Toward Reliable Sim-to-Real Predictability for MoE-based Robust Quadrupedal Locomotion
Tianyang Wu, Hanwei Guo, Yuhang Wang, Junshu Yang, Xinyang Sui, Jiayi Xie, Xingyu Chen, Zeyang Liu, Xuguang Lan
TL;DR
We address the sim-to-real transfer challenge in proprioception-only quadrupedal locomotion by coupling a Mixture-of-Experts latent representation with RoboGauge, a predictive, sim-to-sim transfer framework. The MoE policy is trained within a Concurrent Teacher-Student regime and evaluated across diverse terrains, while RoboGauge provides six proprioception-based metrics across seven terrains with domain randomization to quantify transferability and guide policy selection. Physical deployment on a Unitree Go2 demonstrates robust performance on unseen terrains, high-speed capability up to 4 m/s, and an emergent narrow-width gait, outperforming baseline methods. This framework reduces hardware risk, accelerates deployment, and offers a scalable path toward broader morphologies and perception-enhanced control.
Abstract
Reinforcement learning has shown strong promise for quadrupedal agile locomotion, even with proprioception-only sensing. In practice, however, sim-to-real gap and reward overfitting in complex terrains can produce policies that fail to transfer, while physical validation remains risky and inefficient. To address these challenges, we introduce a unified framework encompassing a Mixture-of-Experts (MoE) locomotion policy for robust multi-terrain representation with RoboGauge, a predictive assessment suite that quantifies sim-to-real transferability.
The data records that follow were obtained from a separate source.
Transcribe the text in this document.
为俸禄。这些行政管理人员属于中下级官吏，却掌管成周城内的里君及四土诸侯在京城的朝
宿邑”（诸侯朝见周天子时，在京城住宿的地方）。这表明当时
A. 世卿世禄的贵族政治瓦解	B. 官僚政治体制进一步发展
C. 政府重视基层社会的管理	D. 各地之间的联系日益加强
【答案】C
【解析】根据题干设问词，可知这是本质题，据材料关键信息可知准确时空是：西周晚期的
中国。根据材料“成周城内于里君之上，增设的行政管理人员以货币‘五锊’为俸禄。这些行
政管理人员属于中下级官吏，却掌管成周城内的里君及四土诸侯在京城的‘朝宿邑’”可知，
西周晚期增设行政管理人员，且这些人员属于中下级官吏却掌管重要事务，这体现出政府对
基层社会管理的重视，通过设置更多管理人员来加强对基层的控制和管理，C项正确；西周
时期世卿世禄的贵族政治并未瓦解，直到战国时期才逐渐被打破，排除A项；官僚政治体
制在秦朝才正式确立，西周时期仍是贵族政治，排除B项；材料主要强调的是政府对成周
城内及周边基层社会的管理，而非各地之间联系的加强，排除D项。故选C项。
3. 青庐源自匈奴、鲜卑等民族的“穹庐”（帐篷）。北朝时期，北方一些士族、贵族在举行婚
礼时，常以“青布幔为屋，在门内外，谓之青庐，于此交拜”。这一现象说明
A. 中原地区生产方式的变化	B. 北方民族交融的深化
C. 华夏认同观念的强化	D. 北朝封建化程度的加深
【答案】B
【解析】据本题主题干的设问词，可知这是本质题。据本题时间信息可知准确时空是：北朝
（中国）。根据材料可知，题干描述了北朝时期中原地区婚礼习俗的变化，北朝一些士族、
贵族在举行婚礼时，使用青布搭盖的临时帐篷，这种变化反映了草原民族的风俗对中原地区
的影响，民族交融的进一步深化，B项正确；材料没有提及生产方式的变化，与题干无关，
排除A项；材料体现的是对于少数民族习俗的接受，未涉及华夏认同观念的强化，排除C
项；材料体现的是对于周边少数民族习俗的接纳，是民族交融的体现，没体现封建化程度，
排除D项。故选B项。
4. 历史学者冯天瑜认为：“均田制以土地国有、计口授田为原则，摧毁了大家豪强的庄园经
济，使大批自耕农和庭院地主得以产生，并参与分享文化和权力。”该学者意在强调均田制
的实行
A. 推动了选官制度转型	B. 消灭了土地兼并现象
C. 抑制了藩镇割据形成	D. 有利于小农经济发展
The MoE policy employs a gated set of specialist experts to decompose latent terrain and command modeling, achieving superior deployment robustness and generalization via proprioception alone. RoboGauge further provides multi-dimensional proprioception-based metrics via sim-to-sim tests over terrains, difficulty levels, and domain randomizations, enabling reliable MoE policy selection without extensive physical trials. Experiments on a Unitree Go2 demonstrate robust locomotion on unseen challenging terrains, including snow, sand, stairs, slopes, and 30 cm obstacles. In dedicated high-speed tests, the robot reaches 4 m/s and exhibits an emergent narrow-width gait associated with improved stability at high velocity.